In June, SCOTUS ruled 6-3 in favor of a former Washington state coach, Joe Kennedy, who fought to reclaim his job after being let go for repeatedly praying on the football field.

The Court found that the Bremerton School District violated both the Free Speech and Free Exercise Clauses of the First Amendment when it fired the coach for praying.

In line with the FFRF's position of "non-theism," the anti-religion non-profit has been sending memos to school administrators informing them on what they can and cannot do as a result of the ruling.

The memo was sent to more than 6,100 school districts in 14 states, including Alabama, Florida, Georgia, Illinois, Indiana, Kentucky, Michigan, Missouri, North Carolina, Ohio, Pennsylvania, Tennessee, Texas and West Virginia. 

"Theocratically minded groups and people are attempting to take advantage of the egregious Supreme Court judgment," says FFRF co-president Annie Laurie Gaylor. "We're doing all that we can to make certain that student rights are respected."

The FFRF memo includes lengthy explanations of the perceived limitations of the law, as well as an encouragement for students to report suspected violations.

The FFRF also said that, when necessary, it would contact student-athletes directly to let them know their rights.

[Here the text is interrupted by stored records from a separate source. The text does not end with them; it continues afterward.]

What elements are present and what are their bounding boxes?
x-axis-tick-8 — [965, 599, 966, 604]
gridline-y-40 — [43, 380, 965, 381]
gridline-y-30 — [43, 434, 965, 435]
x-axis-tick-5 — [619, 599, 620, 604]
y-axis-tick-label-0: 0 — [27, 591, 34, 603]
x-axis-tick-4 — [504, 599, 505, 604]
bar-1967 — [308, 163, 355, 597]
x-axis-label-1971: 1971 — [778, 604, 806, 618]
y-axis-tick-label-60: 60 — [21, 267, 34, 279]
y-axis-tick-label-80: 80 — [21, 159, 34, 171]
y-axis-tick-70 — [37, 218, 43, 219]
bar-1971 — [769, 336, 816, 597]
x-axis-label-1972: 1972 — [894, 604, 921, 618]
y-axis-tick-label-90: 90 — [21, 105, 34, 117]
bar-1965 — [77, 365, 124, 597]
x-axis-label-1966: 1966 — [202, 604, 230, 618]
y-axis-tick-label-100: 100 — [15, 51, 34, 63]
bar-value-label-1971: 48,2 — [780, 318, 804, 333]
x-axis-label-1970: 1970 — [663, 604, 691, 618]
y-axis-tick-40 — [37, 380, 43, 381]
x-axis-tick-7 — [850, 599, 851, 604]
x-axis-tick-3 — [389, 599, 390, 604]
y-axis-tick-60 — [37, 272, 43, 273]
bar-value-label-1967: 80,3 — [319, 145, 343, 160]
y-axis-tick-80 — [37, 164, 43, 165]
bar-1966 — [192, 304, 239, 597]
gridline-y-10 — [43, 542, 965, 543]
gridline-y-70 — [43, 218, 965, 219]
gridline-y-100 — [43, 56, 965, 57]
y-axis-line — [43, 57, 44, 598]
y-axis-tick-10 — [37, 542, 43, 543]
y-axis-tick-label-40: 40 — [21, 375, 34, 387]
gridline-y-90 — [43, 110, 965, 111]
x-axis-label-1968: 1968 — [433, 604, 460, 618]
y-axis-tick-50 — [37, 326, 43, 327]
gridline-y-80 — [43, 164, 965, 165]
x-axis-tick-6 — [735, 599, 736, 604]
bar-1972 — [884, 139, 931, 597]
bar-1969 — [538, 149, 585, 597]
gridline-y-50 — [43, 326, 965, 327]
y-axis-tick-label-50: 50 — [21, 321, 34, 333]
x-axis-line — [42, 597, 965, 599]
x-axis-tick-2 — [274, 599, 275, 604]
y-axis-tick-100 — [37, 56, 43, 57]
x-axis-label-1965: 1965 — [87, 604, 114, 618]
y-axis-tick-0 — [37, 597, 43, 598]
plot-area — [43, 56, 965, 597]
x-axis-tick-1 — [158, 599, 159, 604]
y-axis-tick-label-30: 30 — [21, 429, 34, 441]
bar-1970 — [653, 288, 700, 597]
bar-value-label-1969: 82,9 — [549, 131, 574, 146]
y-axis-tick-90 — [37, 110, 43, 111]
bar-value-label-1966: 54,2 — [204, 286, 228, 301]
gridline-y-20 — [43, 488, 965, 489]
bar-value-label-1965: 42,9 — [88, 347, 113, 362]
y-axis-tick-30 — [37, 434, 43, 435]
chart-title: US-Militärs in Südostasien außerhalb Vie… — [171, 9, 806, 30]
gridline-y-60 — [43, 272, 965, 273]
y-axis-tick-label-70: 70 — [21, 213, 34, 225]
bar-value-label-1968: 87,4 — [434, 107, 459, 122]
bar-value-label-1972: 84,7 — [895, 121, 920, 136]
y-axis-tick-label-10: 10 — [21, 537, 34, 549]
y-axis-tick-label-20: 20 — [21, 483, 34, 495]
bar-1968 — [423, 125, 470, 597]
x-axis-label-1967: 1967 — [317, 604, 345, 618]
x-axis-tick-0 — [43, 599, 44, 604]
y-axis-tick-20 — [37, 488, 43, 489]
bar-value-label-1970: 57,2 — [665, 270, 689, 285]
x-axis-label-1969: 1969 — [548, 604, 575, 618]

"The Bremerton decision has not changed the law at all regarding what school districts can and cannot do at its athletic events," the memo reads. "It certainly has not opened the door for public school officials to coerce students into participating in religious activities by scheduling prayer at school-sponsored events, leading students in prayer, or inviting students to participate in prayer. Please consider reminding your administrators, athletic directors, coaches and staff of the important line between permissible, private religious expression and coercive religious practices, and monitor school athletic events to ensure that school employees are complying with the law."